Looks like my Ania is hitting another milestone today. She is staying for a sleepover at her gym tonight with her team friends. Wow, my girl’s first night away from home and us. Something to rememeber. This is a proof that all children will eventually want to sleep independently.
That reminds me of my desperate nights with a teeny tiny newborn who didn’t want to be put away for a moment and my agony over sleep deprivation. These were the early weeks and months of her life, I was struggling with lack of sleep because all she wanted was to sleep on me. There was no other way that she would sleep. I remember how desperate and exhausted I was and how hard it was to be a good mother without sufficient amount of sleep. How many times I cried looking at the clock when she woke up again and again in the middle of the night. There were times when I finally managed to drift back to sleep and soon again she was up for the next feeding. It took me some time to figure out our sleeping arrangements. In the end I realized that there was only one way to do it, sleep together. Actually, this is what my instinct had been telling me all the time and yet social conditioning was sending a red flag to that easy solution. Anyone I dared to ask had told me never to attempt to put her in my bed. And yet, my intuition had been whispering in my ear “Have her next to you”. And so I finally resorted myself to bedsharing and have never looked back. Since that historical moment I had never complained about lack of sleep. My daughter’s sleep has improved significantly. She could sense my body next to hers and would not fully wake up but go back to sleep. It was a heaven. I also felt way better knowing she was safe and sound. This was also a source of newfound joys and snuggles.
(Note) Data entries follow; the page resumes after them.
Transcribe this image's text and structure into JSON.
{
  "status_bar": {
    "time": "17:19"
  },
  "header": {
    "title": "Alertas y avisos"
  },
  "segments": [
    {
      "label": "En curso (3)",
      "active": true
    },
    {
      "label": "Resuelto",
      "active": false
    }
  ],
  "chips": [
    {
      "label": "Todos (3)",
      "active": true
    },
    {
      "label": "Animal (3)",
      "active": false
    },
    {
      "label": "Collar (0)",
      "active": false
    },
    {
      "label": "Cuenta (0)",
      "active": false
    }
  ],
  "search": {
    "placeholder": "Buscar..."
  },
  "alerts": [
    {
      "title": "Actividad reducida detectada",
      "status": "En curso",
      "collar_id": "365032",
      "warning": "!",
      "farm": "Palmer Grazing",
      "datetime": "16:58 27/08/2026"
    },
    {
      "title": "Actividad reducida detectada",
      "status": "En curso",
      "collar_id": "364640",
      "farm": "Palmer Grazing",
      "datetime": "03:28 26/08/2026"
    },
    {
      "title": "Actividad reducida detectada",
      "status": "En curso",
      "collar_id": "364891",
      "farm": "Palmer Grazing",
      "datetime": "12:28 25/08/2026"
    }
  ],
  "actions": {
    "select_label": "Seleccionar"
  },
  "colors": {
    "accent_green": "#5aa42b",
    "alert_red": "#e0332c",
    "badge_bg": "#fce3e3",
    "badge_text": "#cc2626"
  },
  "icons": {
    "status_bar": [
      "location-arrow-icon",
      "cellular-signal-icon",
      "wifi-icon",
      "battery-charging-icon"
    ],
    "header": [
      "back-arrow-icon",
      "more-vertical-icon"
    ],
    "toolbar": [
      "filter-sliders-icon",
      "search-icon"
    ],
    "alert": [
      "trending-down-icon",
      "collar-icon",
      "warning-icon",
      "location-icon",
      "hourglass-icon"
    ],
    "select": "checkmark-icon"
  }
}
Three years later, her sister was welcomed and started enjoying the benefits of cosleeping baby. Even as a newborn she was sleeping more consistently and woke much less which I credit to the fact that she slept with me. Both my girls grew up to be very snuggly and love to be cuddled. They still enjoy being close to us, parents. And yet, I have an evidence that they can grow up and be independent one day. Without being forced too early to be on their own. That makes me happy.